Cursive Evokes A Beauty From Fury Through “Vitriola” In Los Angeles Tim Kasher and Company Rock The Regent
LOS ANGELES, CA- On a cold night in January, Cursive brought the heat to Los Angeles. Cursive formed in 1995, but it wasn’t until 2003 that they became a mainstream act with the release of their 4th album Ugly Organ. I have been a fan of the band since the early years, particularly when they brought aboard Gretta Cohn as their cellist because it added an extra layer of the dramatic to their overall sound.
Late last year, Cursive released their 8th studio album, Vitriola. Like their 7 prior albums, Vitriola is a symphony of both tempered and restless angst emphasized by the heavy dynamics and pulsing rhythm section. As is trademark Kasher, his lyrics and vocals bring you into his world of raw and relentless emotions.

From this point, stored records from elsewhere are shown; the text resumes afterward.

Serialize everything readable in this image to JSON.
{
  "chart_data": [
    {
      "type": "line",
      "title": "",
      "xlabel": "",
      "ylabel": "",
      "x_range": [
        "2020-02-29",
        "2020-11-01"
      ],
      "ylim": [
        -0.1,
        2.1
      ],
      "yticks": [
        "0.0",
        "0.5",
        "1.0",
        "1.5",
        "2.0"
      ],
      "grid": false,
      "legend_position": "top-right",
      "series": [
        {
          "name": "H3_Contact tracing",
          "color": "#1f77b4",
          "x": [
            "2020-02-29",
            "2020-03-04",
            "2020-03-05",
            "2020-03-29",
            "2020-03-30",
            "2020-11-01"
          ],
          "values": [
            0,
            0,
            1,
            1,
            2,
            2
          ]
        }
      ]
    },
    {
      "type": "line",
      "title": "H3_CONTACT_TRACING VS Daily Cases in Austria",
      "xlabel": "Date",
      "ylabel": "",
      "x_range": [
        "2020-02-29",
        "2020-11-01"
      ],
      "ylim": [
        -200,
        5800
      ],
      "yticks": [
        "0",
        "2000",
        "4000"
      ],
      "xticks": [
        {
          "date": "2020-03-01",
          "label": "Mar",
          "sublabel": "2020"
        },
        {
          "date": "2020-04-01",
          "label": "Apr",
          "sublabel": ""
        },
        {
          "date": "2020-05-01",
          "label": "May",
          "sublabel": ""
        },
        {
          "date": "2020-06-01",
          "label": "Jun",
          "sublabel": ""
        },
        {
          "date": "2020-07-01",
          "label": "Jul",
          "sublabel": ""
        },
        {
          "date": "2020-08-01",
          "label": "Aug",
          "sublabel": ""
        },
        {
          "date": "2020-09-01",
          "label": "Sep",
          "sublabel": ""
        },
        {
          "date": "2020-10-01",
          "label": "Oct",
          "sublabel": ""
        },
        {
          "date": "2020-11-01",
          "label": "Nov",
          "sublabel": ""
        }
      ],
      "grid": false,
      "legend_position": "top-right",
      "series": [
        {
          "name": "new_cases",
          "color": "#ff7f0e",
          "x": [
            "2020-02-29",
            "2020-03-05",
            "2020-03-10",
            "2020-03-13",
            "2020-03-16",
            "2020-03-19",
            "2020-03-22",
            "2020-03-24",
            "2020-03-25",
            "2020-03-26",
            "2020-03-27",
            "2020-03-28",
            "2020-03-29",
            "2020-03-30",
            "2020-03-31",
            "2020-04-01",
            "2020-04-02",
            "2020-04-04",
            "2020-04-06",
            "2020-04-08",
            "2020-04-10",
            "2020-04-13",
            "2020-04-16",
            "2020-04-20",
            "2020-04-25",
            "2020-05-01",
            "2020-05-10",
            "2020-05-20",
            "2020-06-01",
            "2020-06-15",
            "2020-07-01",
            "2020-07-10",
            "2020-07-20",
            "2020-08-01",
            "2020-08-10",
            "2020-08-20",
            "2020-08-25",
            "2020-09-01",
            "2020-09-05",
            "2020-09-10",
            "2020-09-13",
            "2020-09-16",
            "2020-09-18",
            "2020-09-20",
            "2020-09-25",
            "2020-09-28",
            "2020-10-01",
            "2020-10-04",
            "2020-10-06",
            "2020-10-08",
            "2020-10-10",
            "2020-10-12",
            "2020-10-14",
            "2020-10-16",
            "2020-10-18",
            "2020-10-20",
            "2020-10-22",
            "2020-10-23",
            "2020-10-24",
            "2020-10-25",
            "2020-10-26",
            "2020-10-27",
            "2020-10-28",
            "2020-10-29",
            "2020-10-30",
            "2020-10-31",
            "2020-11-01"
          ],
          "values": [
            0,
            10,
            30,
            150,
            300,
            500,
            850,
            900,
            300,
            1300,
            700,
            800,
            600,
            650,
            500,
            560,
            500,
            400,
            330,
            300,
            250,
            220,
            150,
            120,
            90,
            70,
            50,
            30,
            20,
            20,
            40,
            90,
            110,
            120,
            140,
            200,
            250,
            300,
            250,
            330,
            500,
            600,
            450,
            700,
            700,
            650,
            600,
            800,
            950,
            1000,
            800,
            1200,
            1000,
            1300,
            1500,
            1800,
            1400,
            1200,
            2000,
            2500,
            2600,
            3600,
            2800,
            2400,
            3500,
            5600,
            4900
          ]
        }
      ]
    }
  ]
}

The audience, most of whom were draped in black attire, filled the Regent slowly and somberly due to the unusually cold LA climate, but the excitement began to mount as the die-hard fans eagerly waited for the funeral party to start. There is something of a cult following when it comes to Cursive that only their fans understand. Being an emotional and angst filled teen, I sought singer songwriters like Kurt Cobain, Elliott Smith, Bright Eyes and Tim Kasher to put words to the feelings I had developed but understood so little about. As I grew into my 20s, Tim Kasher’s songs became the soundtrack to my life because I could relate so strongly to what the poet preached in his albums.

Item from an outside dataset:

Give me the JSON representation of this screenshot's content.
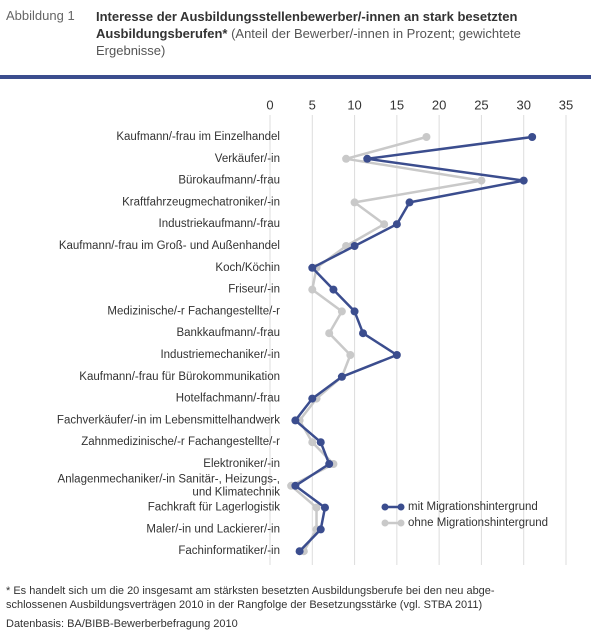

The stage, dressed in blue and purple lights, was ominous and fitting for Tim’s dark tone and lyrics. The all too familiar droning of the cello gave us fans that heart-clenching Cursive experience that we’ve flooded ourselves with over the years. They played songs from every one of their 8 albums, I for one was one of the many belting my guts out to every word of each song, I guess you could say all of us in the front row were part of the Anti-Social Social Club.
The crowd went insane when he played “The Recluse” from The Ugly Organ; even if you aren’t too familiar with the band, chances are you’ve heard that song and have felt the melancholic high that comes from Cursive when they are at their best. Hearing songs like “The Martyr”, “Gentleman Caller”, and “Sink to the Beat” live was electrifying for everyone in the room.

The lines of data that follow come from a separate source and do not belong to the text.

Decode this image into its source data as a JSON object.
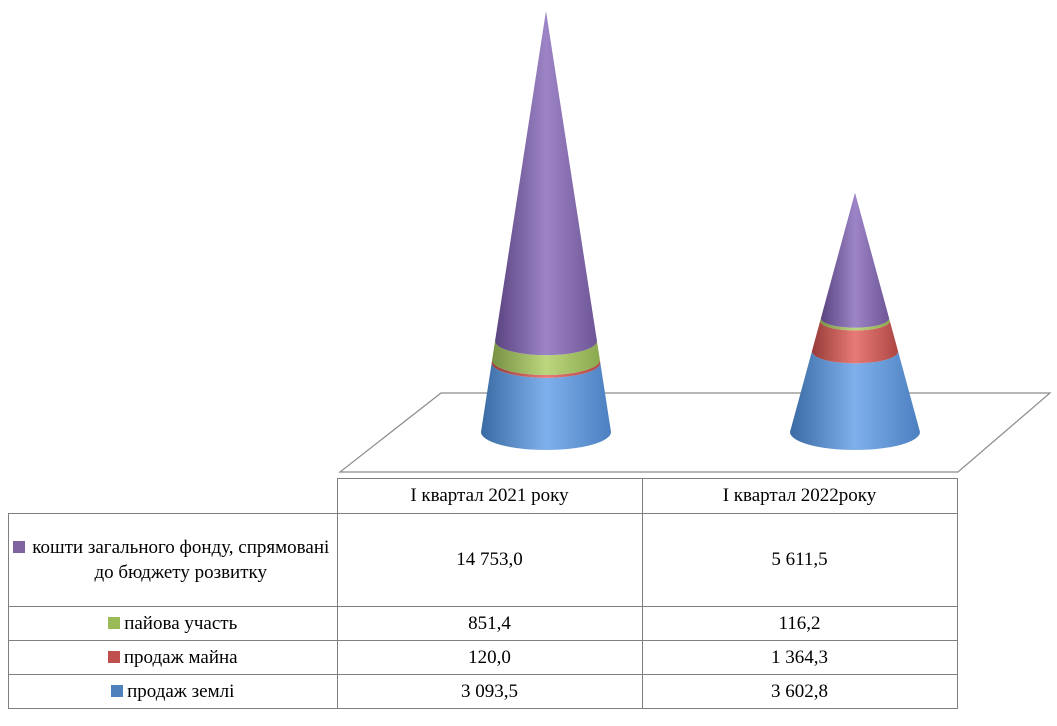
{
  "chart_data": {
    "type": "stacked-cone",
    "title": "",
    "xlabel": "",
    "ylabel": "",
    "categories": [
      "І квартал 2021 року",
      "І квартал 2022року"
    ],
    "series": [
      {
        "name": "кошти загального фонду, спрямовані до бюджету розвитку",
        "color": "#8064a2",
        "values": [
          14753.0,
          5611.5
        ],
        "labels": [
          "14 753,0",
          "5 611,5"
        ]
      },
      {
        "name": "пайова участь",
        "color": "#9bbb59",
        "values": [
          851.4,
          116.2
        ],
        "labels": [
          "851,4",
          "116,2"
        ]
      },
      {
        "name": "продаж майна",
        "color": "#c0504d",
        "values": [
          120.0,
          1364.3
        ],
        "labels": [
          "120,0",
          "1 364,3"
        ]
      },
      {
        "name": "продаж землі",
        "color": "#4f81bd",
        "values": [
          3093.5,
          3602.8
        ],
        "labels": [
          "3 093,5",
          "3 602,8"
        ]
      }
    ],
    "legend": "data-table",
    "grid": false
  }
}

The sea of fans bounced violently to “Art is Hard” as if Kashers voice was a thunderous cloud disrupting the calm sea with a storm of emotion. The anthem of “Staying Alive” brought the rain, leaving some in the crowd with tears, myself included as the band pulled on my nostalgic heart strings. As if that wasn’t enough, they came back for the encore to play “Dorothy at Forty” and “From the Hips” which are fan favorites. These were the perfect songs for us in the audience to scream along to before they said goodnight. It’s strange how songs so sad could make everyone so happy, it’s as though everyone exorcised their personal demons with Tim Kashers sermon.
Nobody left the theater that night unhappy or let down. Cursive gave us everything we wanted and reminded us why this band has been so important to us for so many years. My own personal battle with dramatic love affairs and addiction has led me to feel as though Kashers diary of tribulations coincides with that of my own. Few bands give you the pained comfort Cursive does, pain you want to bathe in. It was a privilege to finally see them live.